Now everything is ready to create the corpus. Run the following commands to create the binary files and an index which will speed up getting query results. Depending on the size of your corpus, this might take a while.

bpng newcorpus v01/ v02/ v03/
bpindexer -i o newcorpus

You should end up with a lot of new files prefixed with the base name of your corpus. At this point, the corpus is almost ready.

Augmenting the corpus

The final step is to augment the corpus with information about the coordinates of the individual segments on the pages of source DjVu files. This makes it possible to jump from query results to the exact place in the scanned source where the match is located.

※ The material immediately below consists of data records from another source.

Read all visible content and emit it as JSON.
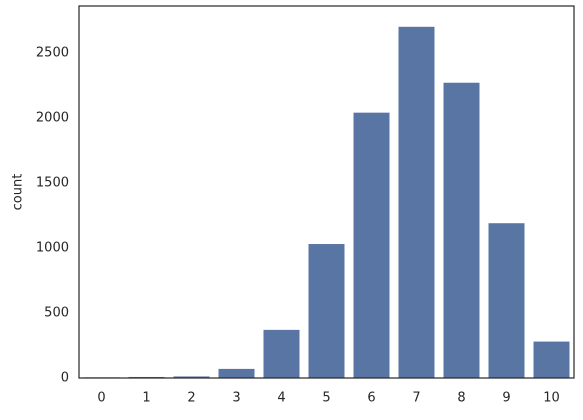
{
  "chart_data": {
    "type": "bar",
    "y_label": "count",
    "categories": [
      "0",
      "1",
      "2",
      "3",
      "4",
      "5",
      "6",
      "7",
      "8",
      "9",
      "10"
    ],
    "values": [
      5,
      8,
      12,
      70,
      370,
      1030,
      2040,
      2700,
      2270,
      1190,
      280
    ],
    "color": "#5975a4",
    "ylim": [
      0,
      2860
    ],
    "yticks": [
      0,
      500,
      1000,
      1500,
      2000,
      2500
    ],
    "grid": false
  }
}
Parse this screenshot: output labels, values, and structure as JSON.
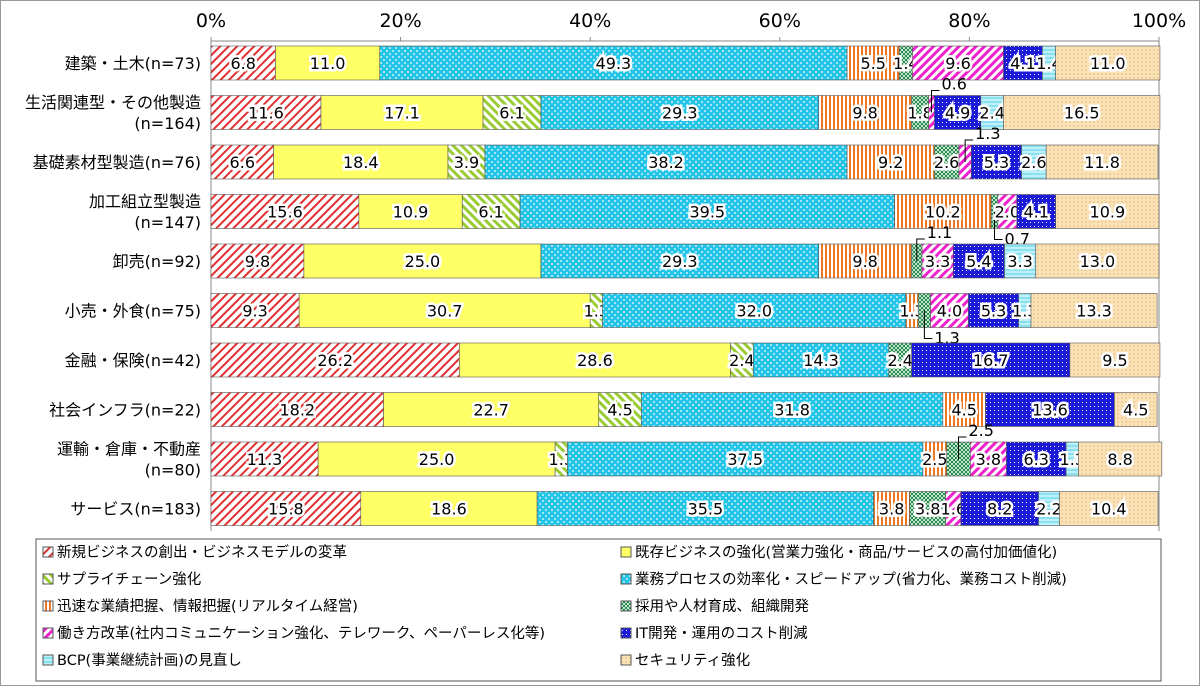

To augment the corpus, you need the corpus from the previous step, as well as the hOCR files created at the very beginning of the procedure. Run the following command to augment your corpus:

augment-djvu-corpus.py newcorpus v01/hocr/v01.hocr v02/hocr/v02.hocr v03/hocr/v03.hocr

This should result in creating a newcorpus.djvu.coordinates file.

Note

It’s s good idea to perform a quick validation step now. The .poliqarp.corpus.image file should be 1.5 times bigger than the .djvu.coordinates file. If this is not the case, something went wrong and Poliqarp will probably crash when querying your corpus.

The corpus is now ready.

Configuring Poliqarp

Now you should be able to test the new corpus by running the Poliqarp daemon and querying the corpus with either the command line client or the graphical client. To do this, copy the binary corpus files and the corpus configuration file (the file with tagset definition, not the bpng configuration file!) to a separate location, e.g. /srv/corpora/newcorpus. Next, create a configuration file for the Poliqarp daemon and save it under /srv/corpora/config/poliqarpd.conf. For the purposes of this example, it will look like this (see Poliqarp manual pages for a full description of the options):

port = 4567
logging = on
log-file = /srv/corpora/newcorpus/query.log
corpus = newcorpus: /srv/corpora/newcorpus
max-match-length = 100

You can now start the Poliqarp daemon with the following command:

/usr/local/bin/poliqarpd -c /srv/corpora/config/poliqarpd.conf

If the daemon starts successfully, you can try to query the corpus to see if it’s working. See Browsing corpora for information on accessing the corpus.

Next steps

If the corpus works fine locally, you can configure Marasca, which will make it possible to display query results directly on the pages of the digitalized documents. See Serving corpora for details.